Seríamos caridosos se, possuindo alguma parcela de poder, não nos deixássemos tomar pela soberba, tratando, os pequeninos de condição, sempre com doçura e urbanidade, ou, em situação inversa, soubéssemos tolerar, sem ódio, as impertinências daqueles que ocupam melhores postos na paisagem social.

Seríamos caridosos se, por sermos mais inteligentes, não nos irritássemos com a inépcia daqueles que nos cercam ou nos servem.

Seríamos caridosos se não guardássemos ressentimento daqueles que nos ofenderam ou prejudicaram, que feriram o nosso orgulho ou roubaram a nossa felicidade, perdoando-lhes de coração.

Seríamos caridosos se reservássemos nosso rigor apenas para nós mesmos, sendo pacientes e tolerantes com as fraquezas e imperfeições daqueles com os quais convivemos, no lar, na oficina de trabalho ou na sociedade.

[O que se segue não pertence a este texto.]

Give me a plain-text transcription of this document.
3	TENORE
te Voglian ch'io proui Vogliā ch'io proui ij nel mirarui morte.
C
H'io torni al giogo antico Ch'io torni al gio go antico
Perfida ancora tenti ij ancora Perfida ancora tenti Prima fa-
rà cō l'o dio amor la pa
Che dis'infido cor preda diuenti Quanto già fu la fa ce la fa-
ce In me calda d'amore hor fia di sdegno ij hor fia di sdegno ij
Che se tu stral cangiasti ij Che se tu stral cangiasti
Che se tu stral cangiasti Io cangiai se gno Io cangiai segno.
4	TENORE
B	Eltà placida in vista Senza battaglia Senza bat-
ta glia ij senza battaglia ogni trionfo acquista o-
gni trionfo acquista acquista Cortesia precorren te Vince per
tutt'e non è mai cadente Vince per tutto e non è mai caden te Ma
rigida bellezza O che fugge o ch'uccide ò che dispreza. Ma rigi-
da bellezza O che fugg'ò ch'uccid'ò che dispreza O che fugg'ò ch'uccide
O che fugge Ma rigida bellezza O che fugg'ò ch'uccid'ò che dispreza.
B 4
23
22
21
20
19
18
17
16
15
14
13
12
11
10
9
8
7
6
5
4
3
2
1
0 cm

E assim, dezenas ou centenas de outras circunstâncias poderiam ainda ser lembradas, em que, uma amizade sincera, um gesto fraterno ou uma simples demonstração de simpatia, seriam expressões inequívocas da maior de todas as virtudes.

Nós, porém, quase não nos apercebemos dessas oportunidades que se nos apresentam, a todo instante, para fazermos a caridade.

Porquê?

É porque esse tipo de caridade não transpõe as fronteiras de nosso mundo interior, não transparece, não chama a atenção, nem provoca glorificações.

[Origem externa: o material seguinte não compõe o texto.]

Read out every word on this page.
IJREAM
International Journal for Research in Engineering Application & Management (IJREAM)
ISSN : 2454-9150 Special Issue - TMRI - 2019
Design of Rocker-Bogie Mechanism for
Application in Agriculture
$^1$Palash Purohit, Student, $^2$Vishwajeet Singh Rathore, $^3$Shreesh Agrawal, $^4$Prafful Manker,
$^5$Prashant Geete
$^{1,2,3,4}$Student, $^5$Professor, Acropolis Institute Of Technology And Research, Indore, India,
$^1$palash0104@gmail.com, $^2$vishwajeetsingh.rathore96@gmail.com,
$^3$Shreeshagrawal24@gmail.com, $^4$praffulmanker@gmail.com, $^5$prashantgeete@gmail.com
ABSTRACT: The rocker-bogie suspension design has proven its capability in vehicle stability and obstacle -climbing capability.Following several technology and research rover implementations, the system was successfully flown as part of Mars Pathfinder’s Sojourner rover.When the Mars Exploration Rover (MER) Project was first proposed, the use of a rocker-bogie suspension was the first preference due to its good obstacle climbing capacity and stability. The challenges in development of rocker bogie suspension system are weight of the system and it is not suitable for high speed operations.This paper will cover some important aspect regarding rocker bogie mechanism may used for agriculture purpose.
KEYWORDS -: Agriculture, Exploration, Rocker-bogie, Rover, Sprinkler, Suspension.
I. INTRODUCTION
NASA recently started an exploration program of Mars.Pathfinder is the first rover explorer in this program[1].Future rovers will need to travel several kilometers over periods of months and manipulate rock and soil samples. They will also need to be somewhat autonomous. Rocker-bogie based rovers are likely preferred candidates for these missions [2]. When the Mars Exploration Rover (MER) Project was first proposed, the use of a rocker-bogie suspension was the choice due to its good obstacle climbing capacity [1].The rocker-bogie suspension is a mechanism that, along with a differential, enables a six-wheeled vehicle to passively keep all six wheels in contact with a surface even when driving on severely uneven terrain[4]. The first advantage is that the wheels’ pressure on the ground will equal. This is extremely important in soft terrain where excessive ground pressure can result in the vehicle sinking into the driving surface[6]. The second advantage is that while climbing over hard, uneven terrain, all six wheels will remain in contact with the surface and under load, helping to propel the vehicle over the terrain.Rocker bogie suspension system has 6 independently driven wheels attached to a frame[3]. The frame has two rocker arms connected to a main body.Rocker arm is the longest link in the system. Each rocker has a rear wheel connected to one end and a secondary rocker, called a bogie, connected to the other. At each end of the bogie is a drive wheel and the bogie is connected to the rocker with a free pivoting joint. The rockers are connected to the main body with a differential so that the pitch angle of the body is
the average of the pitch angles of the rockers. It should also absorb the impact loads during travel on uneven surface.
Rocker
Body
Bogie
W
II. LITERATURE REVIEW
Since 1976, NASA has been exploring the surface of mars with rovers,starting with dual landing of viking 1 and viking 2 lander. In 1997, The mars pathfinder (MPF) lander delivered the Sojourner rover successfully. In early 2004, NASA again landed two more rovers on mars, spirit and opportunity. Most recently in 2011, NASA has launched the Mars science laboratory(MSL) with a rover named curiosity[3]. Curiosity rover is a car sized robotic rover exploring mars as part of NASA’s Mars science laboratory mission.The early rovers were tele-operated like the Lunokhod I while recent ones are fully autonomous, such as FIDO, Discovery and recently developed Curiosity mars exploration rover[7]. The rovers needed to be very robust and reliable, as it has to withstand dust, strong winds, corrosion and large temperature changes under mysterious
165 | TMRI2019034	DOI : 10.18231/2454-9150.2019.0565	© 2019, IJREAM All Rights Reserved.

Nós traímos, empregamos a violência, tratamos ou outros com leviandade, desconfiamos, fazemos comentários de má fé, compartilhamos do erro e da fraude, mostramo-nos intolerantes, alimentamos ódios, praticamos vinganças, fomentamos intrigas, espalhamos inquietações, desencorajamos iniciativas nobres, regozijamo-nos com a impostura, prejudicamos interesses alheios, exploramos os nossos semelhantes, tiranizamos subalternos e familiares, desperdiçamos fortunas no vício e no luxo, transgredimos, enfim, todos os preceitos da Caridade, e, quando cedemos algumas migalhas do que nos sobra ou prestamos algum serviço, raras vezes agimos sob a inspiração do amor ao próximo, via de regra fazemo-lo por mera ostentação, ou por amor a nós mesmos, isto é, tendo em mira o recebimento de recompensas celestiais.

Quão longe estamos de possuir a verdadeira caridade!

Somos, ainda, demasiadamente egoístas e miseravelmente desprovidas de espírito de renúncia para praticá-la.

Mister se faz, porém, que a exercitemos, que aprendamos a dar ou sacrificar algo de nós mesmos em benefício de nossos semelhantes, porque "a caridade é o cumprimento da Lei."

* * *

Rodolfo Calligaris. Da obra: As Leis morais.